Kaggle hits million member milestone

Aussie data science platform acquired by Google earlier this year

Kaggle, the community data science platform originally coded in a Bondi bedroom, this week surpassed one million members.

Founded by Melbourne University alumnus Anthony Goldbloom in 2009, in March this year the site was acquired by Google for an undisclosed sum.

To mark the member number milestone, Goldbloom shared some statistics on the platform: in the last seven years the Kaggle community has submitted more than four million machine learning models to competitions, shared 170,000 forums posts, more than 250,000 kernels and 1,000 datasets.

From rather irreverent beginnings – the first competition challenged users to forecast Eurovision song competition votes – the platform is now being used to help predict lung cancer, analyse imagery from government satellites and find more efficient manufacturing methods.

“Our early competitions had participants who called themselves computer scientists, statisticians, econometricians and bioinformaticians. They used a wide range of techniques, ranging from logistic regression to self organising maps,” Goldbloom said in a blogpost.

“It's been rewarding to see these once-siloed communities coming together on Kaggle: sharing different approaches and ideas through the forums and Kaggle Kernels. This sharing has helped create a common language…As well as breaking down silos, the sharing of approaches and ideas on Kaggle has made machine learning accessible to many more people.”

For Google, the acquisition is part of its effort to ‘democratise AI’.

“We must lower the barriers of entry to AI and make it available to the largest community of developers, users and enterprises, so they can apply it to their own unique needs. With Kaggle joining the Google Cloud team, we can accelerate this mission,” Google Cloud chief scientist of AI and machine learning Fei-Fei Li said in March.
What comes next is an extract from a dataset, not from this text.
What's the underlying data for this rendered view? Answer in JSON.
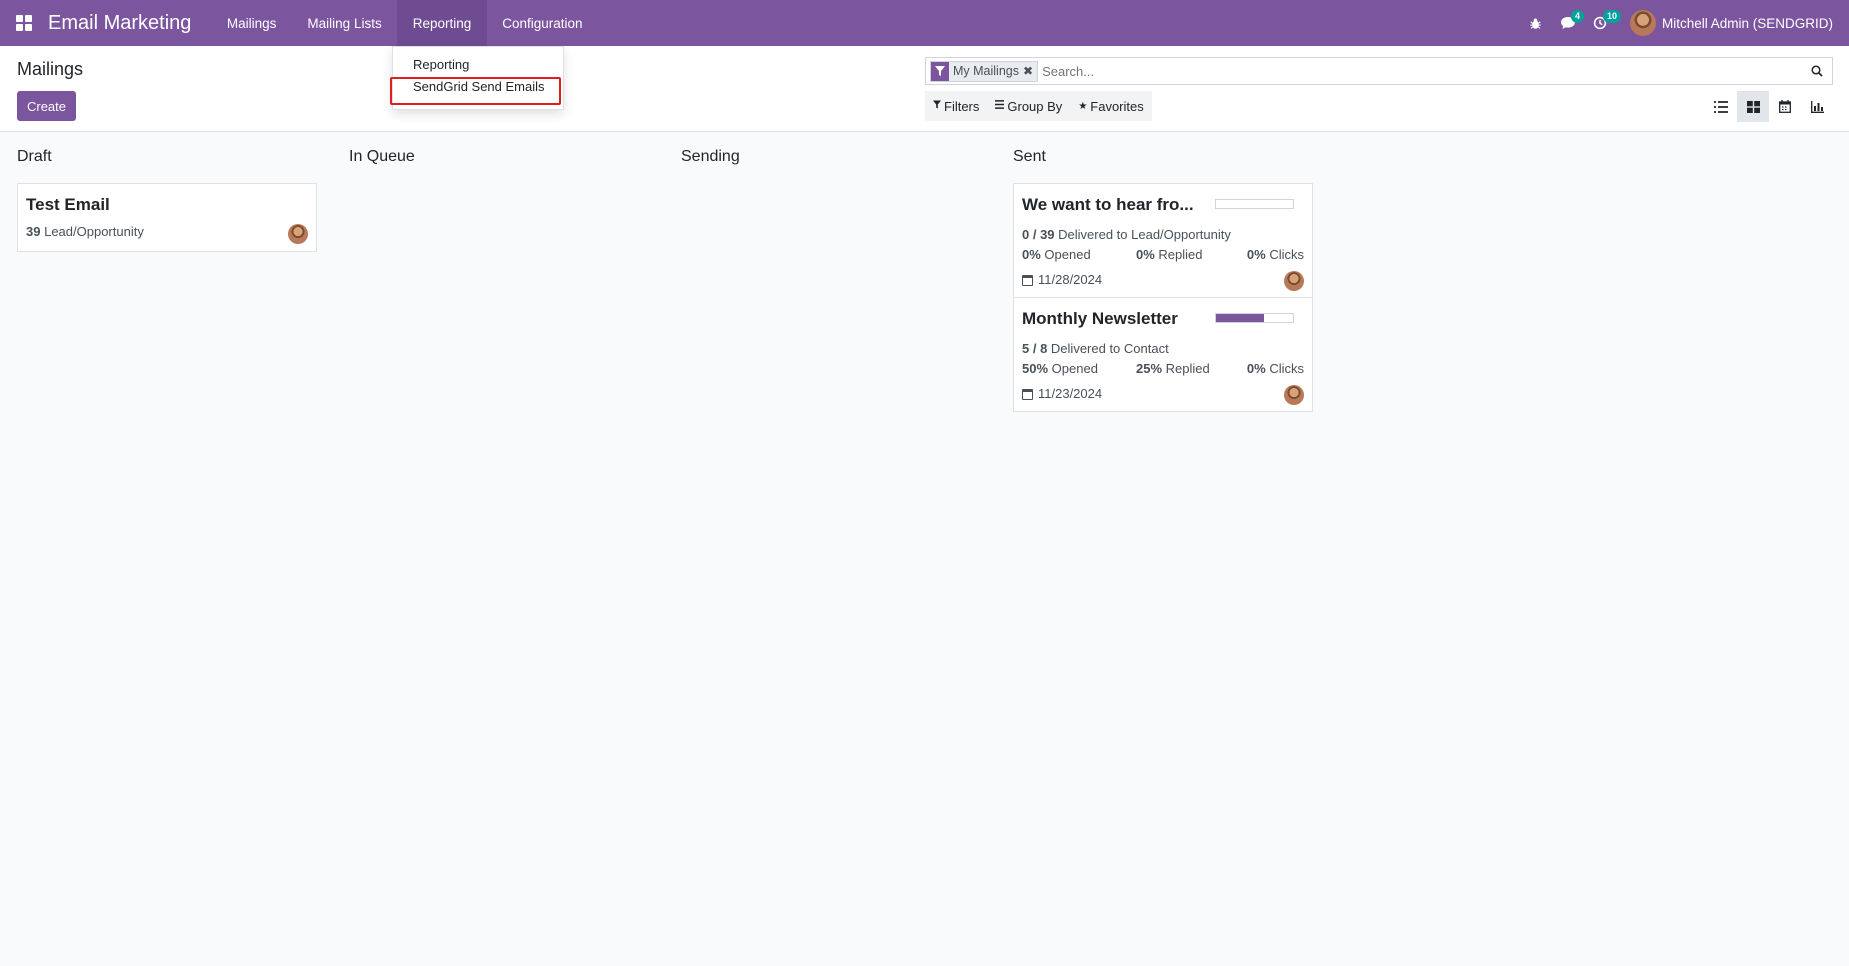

Within Google Cloud the Kaggle team will remain as a distinct brand. The platform will remain open to all data scientists, companies, techniques and technologies, Goldbloom said at the time of the acquisition

Crowdsourcing data science

Enterprises wanting to use the platform can either run open or closed competitions, offering prize money to Kaggle’s legion of scientists to work on their data.
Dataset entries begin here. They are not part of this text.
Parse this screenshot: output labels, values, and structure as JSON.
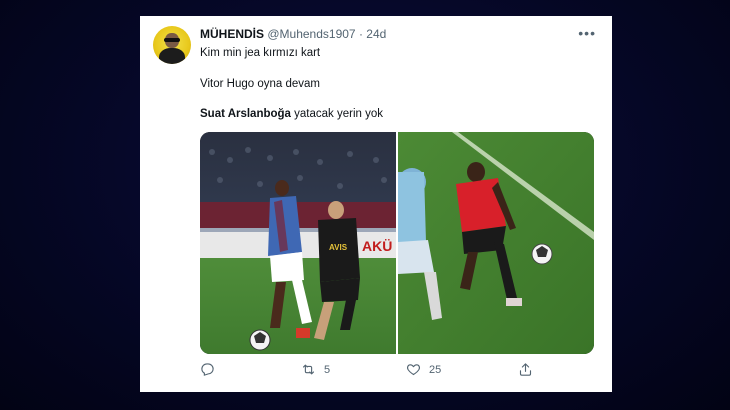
{
  "tweet": {
    "author_name": "MÜHENDİS",
    "author_handle": "@Muhends1907",
    "separator": "·",
    "time": "24d",
    "more_icon": "more-icon",
    "line1": "Kim min jea kırmızı kart",
    "line2": "Vitor Hugo oyna devam",
    "line3_bold": "Suat Arslanboğa",
    "line3_rest": " yatacak yerin yok",
    "media": [
      {
        "description_icon": "football-photo-left",
        "ad_text": "AKÜ"
      },
      {
        "description_icon": "football-photo-right"
      }
    ],
    "actions": {
      "reply_count": "",
      "retweet_count": "5",
      "like_count": "25",
      "share_count": ""
    }
  },
  "colors": {
    "background": "#06082a",
    "card": "#ffffff",
    "text_primary": "#0f1419",
    "text_secondary": "#536471"
  }
}
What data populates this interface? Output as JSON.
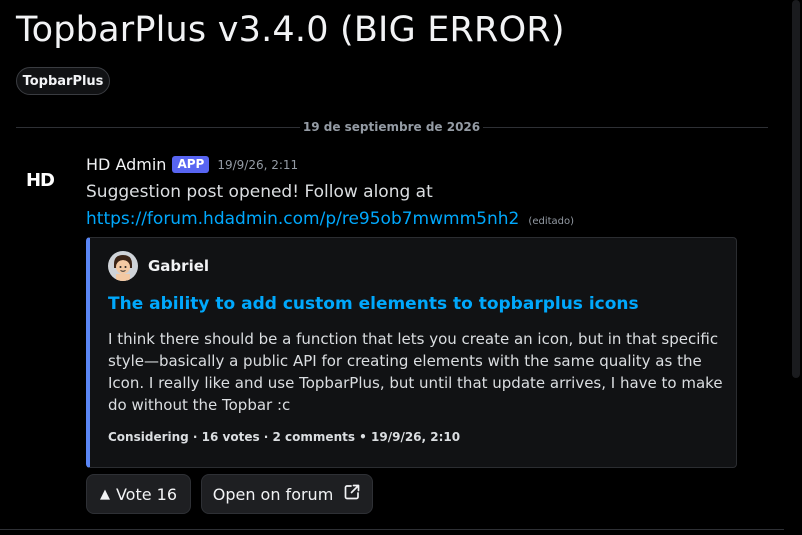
{
  "thread": {
    "title": "TopbarPlus v3.4.0 (BIG ERROR)",
    "tag": "TopbarPlus"
  },
  "divider": {
    "date": "19 de septiembre de 2026"
  },
  "message": {
    "avatar_text": "HD",
    "author": "HD Admin",
    "badge": "APP",
    "timestamp": "19/9/26, 2:11",
    "text": "Suggestion post opened! Follow along at",
    "link": "https://forum.hdadmin.com/p/re95ob7mwmm5nh2",
    "edited": "(editado)"
  },
  "embed": {
    "author": "Gabriel",
    "title": "The ability to add custom elements to topbarplus icons",
    "description_lines": [
      "I think there should be a function that lets you create an icon, but in that specific",
      "style—basically a public API for creating elements with the same quality as the",
      "Icon. I really like and use TopbarPlus, but until that update arrives, I have to make",
      "do without the Topbar :c"
    ],
    "footer": "Considering · 16 votes · 2 comments • 19/9/26, 2:10",
    "accent_color": "#5a86f5"
  },
  "buttons": {
    "vote_label": "Vote 16",
    "vote_icon": "triangle-up-icon",
    "open_label": "Open on forum",
    "open_icon": "external-link-icon"
  },
  "colors": {
    "background": "#000000",
    "link": "#00a8fc",
    "badge": "#5865f2"
  }
}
In May, US real estate marketplace Zillow put up a record US$1.2m to teams that can improve the algorithm behind its proprietary home valuation tool.

A number of Australian organisations have also turned to the platform to crowdsource their data science and recruit exceptional users. Last year Telstra issued a competition to predict the severity of service disruptions on their network. Using a dataset of features from service logs, Kagglers was tasked with predicting if a disruption is a momentary glitch or a total interruption of connectivity, and the best entrants were "considered for data science roles in Telstra's Big Data team".

In 2013, with Kaggle emerging as a disruptor to Deloitte’s consulting business and global network of 6000 analysts – Deloitte Australia forged a partnership with the platform. Where appropriate, Deloitte Australia put client problems on the Kaggle in closed competitions.

Earlier this year, the University of Melbourne ran a $20,000 competition to find a prediction model for epileptic seizures based on anonymised electrical brain activity (EEG) data.